Perakende BT Yönetimi
Perakendeyi bir önceki yazımda bildiğim kadarıyla anlatmaya ve değerlendirmeye çalışmıştım. Kısaca özetlemek gerekirse, perakende tüm sektörlerden daha dinamik, nihai tüketiciye direkt dokunan, ihtiyaçları ve süreçleri devamlı değişen bir sektör. Böyle bir sektörde tabi ki BT tarafını da diğer sektörlere kıyasla daha fazla zorluk ve sorumluluk bekliyor. Bunları size kısaca özetlemek gerekirse:
• BT’nin perakende sektöründe asli ve en zor görevi, teknolojik gelişmeleri yakından takip edip, bu gelişmelerin firmaya nasıl değer katabileceği konusunda stratejiler geliştirmek ve bu stratejileri, iş birimlerine çok fazla teknik detay vermeden, şirkete kazandıracağı değerleri anlatmak ve gerekirse onları bu teknolojileri kullanmak adına ikna etmektir. BT’nin günümüzde tüm firmalardaki stratejik liderliği aslında bu kapsamla başlamaktadır.Bu konuyu başka bir yazıda detaylandırmak istiyorum.

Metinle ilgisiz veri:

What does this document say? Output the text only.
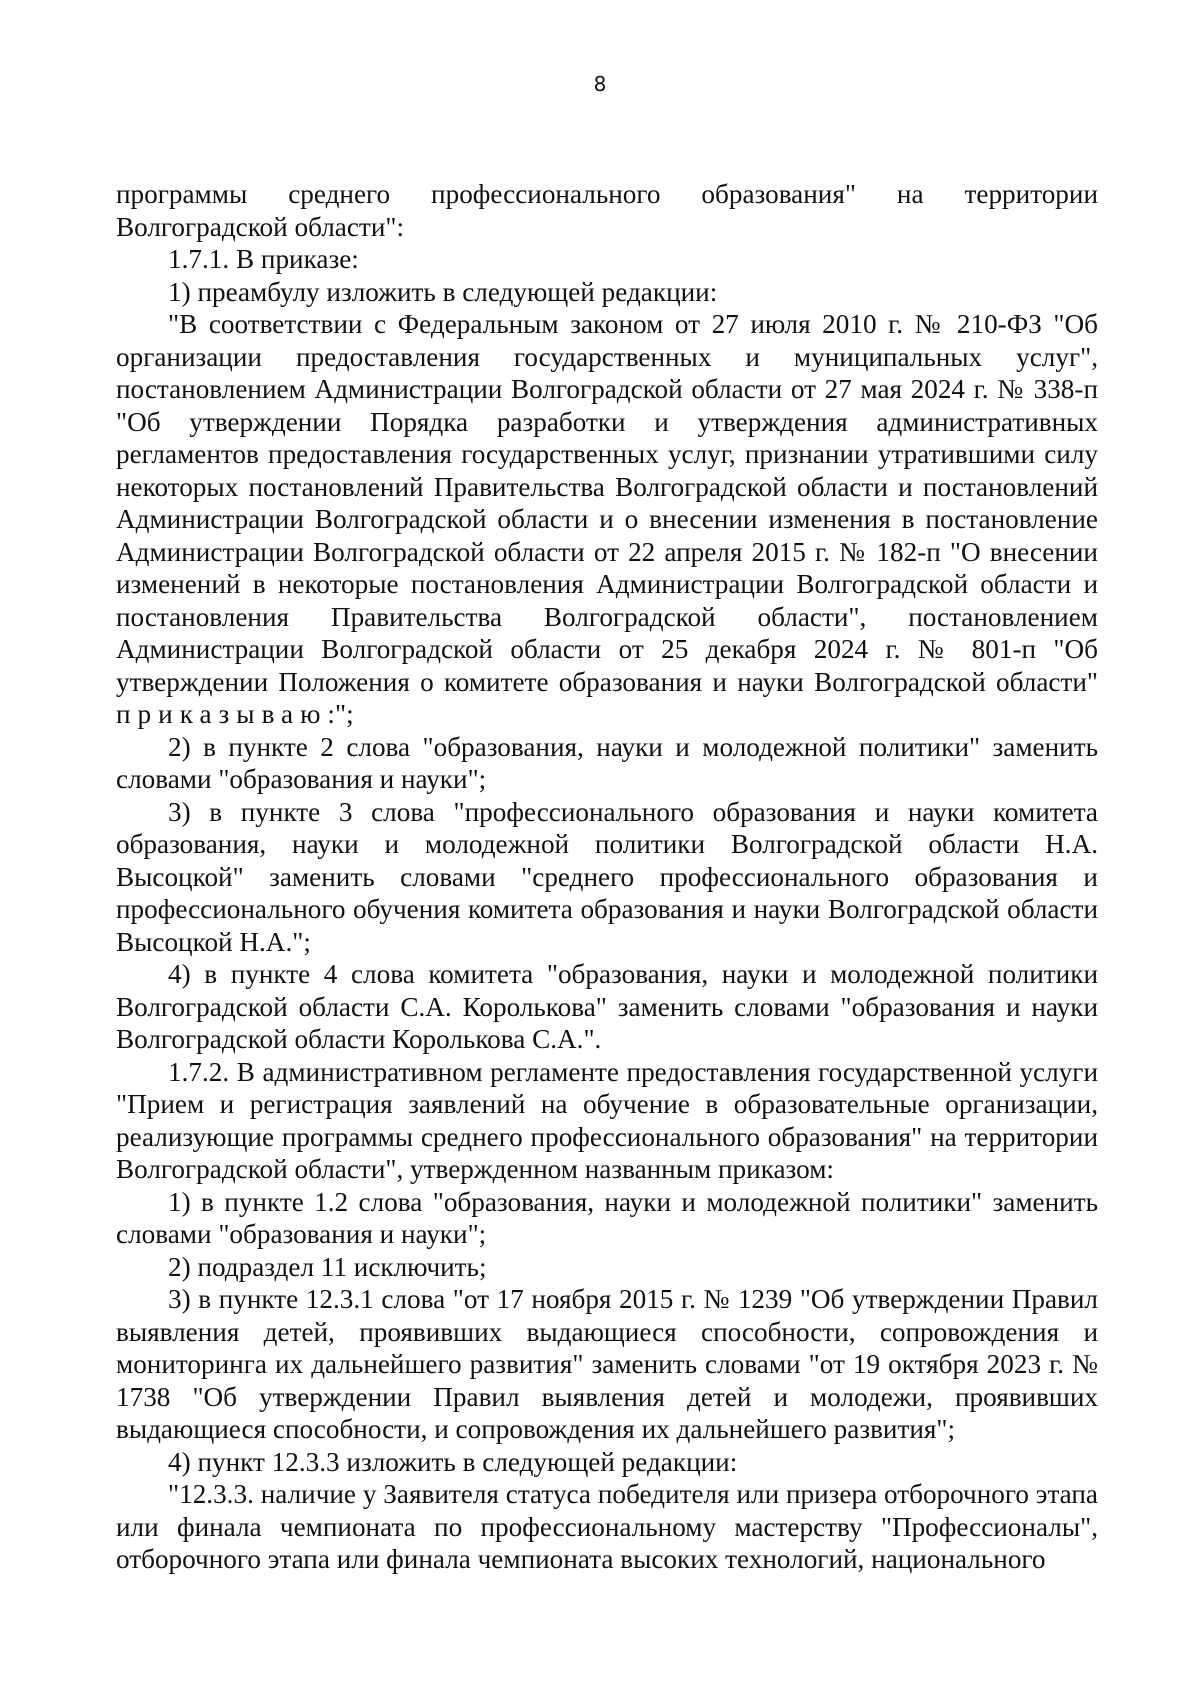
8

программы среднего профессионального образования" на территории Волгоградской области":

1.7.1. В приказе:

1) преамбулу изложить в следующей редакции:

"В соответствии с Федеральным законом от 27 июля 2010 г. № 210-ФЗ "Об организации предоставления государственных и муниципальных услуг", постановлением Администрации Волгоградской области от 27 мая 2024 г. № 338-п "Об утверждении Порядка разработки и утверждения административных регламентов предоставления государственных услуг, признании утратившими силу некоторых постановлений Правительства Волгоградской области и постановлений Администрации Волгоградской области и о внесении изменения в постановление Администрации Волгоградской области от 22 апреля 2015 г. № 182-п "О внесении изменений в некоторые постановления Администрации Волгоградской области и постановления Правительства Волгоградской области", постановлением Администрации Волгоградской области от 25 декабря 2024 г. № 801-п "Об утверждении Положения о комитете образования и науки Волгоградской области" приказываю:";

2) в пункте 2 слова "образования, науки и молодежной политики" заменить словами "образования и науки";

3) в пункте 3 слова "профессионального образования и науки комитета образования, науки и молодежной политики Волгоградской области Н.А. Высоцкой" заменить словами "среднего профессионального образования и профессионального обучения комитета образования и науки Волгоградской области Высоцкой Н.А.";

4) в пункте 4 слова комитета "образования, науки и молодежной политики Волгоградской области С.А. Королькова" заменить словами "образования и науки Волгоградской области Королькова С.А.".

1.7.2. В административном регламенте предоставления государственной услуги "Прием и регистрация заявлений на обучение в образовательные организации, реализующие программы среднего профессионального образования" на территории Волгоградской области", утвержденном названным приказом:

1) в пункте 1.2 слова "образования, науки и молодежной политики" заменить словами "образования и науки";

2) подраздел 11 исключить;

3) в пункте 12.3.1 слова "от 17 ноября 2015 г. № 1239 "Об утверждении Правил выявления детей, проявивших выдающиеся способности, сопровождения и мониторинга их дальнейшего развития" заменить словами "от 19 октября 2023 г. № 1738 "Об утверждении Правил выявления детей и молодежи, проявивших выдающиеся способности, и сопровождения их дальнейшего развития";

4) пункт 12.3.3 изложить в следующей редакции:

"12.3.3. наличие у Заявителя статуса победителя или призера отборочного этапа или финала чемпионата по профессиональному мастерству "Профессионалы", отборочного этапа или финала чемпионата высоких технологий, национального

• Perakende firmalarında tempo o kadar yüksektir ki, bazen iş birimleri bu tempodan dolayı hatalar yaptığını ya da basitçe bazı sorunlarını çözebileceğini fark edemez. BT olarak bu konuları, genelde iş birimlerinden önce görüp çözümler sunmanız gerekmektedir.
• İş birimlerinin sürekli süreçleri ve kapsamı değiştiğinden, BT değişiklik talepleri oldukça fazladır. Bu talepleri önceliklendirmek, önceliklendirirken de firmaya ne kadar katma değer katacağını hesaplamak gerekiyor. İş birimlerine sorduğunuzda herkesin talebi acil ve olmazsa olmazdır, ama tüm talepleri tarafsız bir gözle süzüp, şirkete getireceği değer ve tahmini gerçekleştirme eforlarını değerlendirerek karar verilmelidir.
• Değişim yönetimindeki bir diğer parça da, iş birimleri yeni bir değişiklik için talepte bulunurken, kendi mevcut süreci ya da başka bir birimin sürecinin etkilenme durumunu değerlendirmez. BT olarak bu talepleri değerlendirirken, firmanın etkilenebilecek tüm süreçlerini analiz edip, bunları iş birimleri ile değerlendirmek, bazen istenilen sürecin, bazen de etkilenen sürecin değişikliğine şirket menfaatleri doğrultusunda karar vermek gerekir.
• Kararlar ve süreçler çok hızlı değiştiğinden, bazen siz bir değişimi hayata geçirirken, söz konusu değişim talepleri değişebilir ve hatta tamamen geri çekilebilir. Bu gibi durumlarda sizin ve ekibinizin motivasyonunu yukarıda tutmak pek kolay olmayacaktır, çünkü harcanan eforlar boşa gitmiş ve en başa dönülmüş olacaktır.Boşa harcanan eforlar ve devreye alınmayan değişimler, bir sonraki süreçte BT çalışanları tarafından direnç gösterilmesine sebebiyet verebilir.
• Perakendenin doğası gereği çok fazla operasyonel iş vardır. Bu operasyonel işleri de yapmak için ekstra personel istihdam edilir. Bu işlemleri, teknoloji yardımıyla ne kadar otomatize edebilirseniz, söz konusu işlerde çalışan kişileri de o kadar katma değerli işlere kaydırabilirsiniz.Örnek olarak, çok fazla ana veri oluşturan birimlerin işlerini kolaylaştırmak, onların diğer işlerine harcayacağı zamanı arttırıp şirkete katma değer getirmektedir.
• Perakende de süreçler tasarlanırken, olası suistimalleri önceden görüp, önlemleri almanız gerekmektedir. Perakendede ne yazık ki süreçlerdeki çatlaklar veya boşluklar, suistimalin yolunu açmaktadır. Süreçleri tasarlarken, diğer süreçleri de göz önünde bulundurup, herhangi bir suistimalin gerçekleşmesi engellenmelidir.
Yukarıdaki maddelerden anlaşılacağı üzere, perakende tüm birimler için gerçekten zorlayıcı bir sektör. Yazımı bitirirken tecrübeli bir perakendecinin sözüyle bitirmek istiyorum, ‘Perakende bir kere kanınıza girdi mi, ölene kadar sizin peşinizi bırakmaz’. Perakendeyi bırakıp başka sektörlere geçenler genelde monotonluktan ve meydan okunma eksikliğinden motivasyon düşüklüğü yaşar.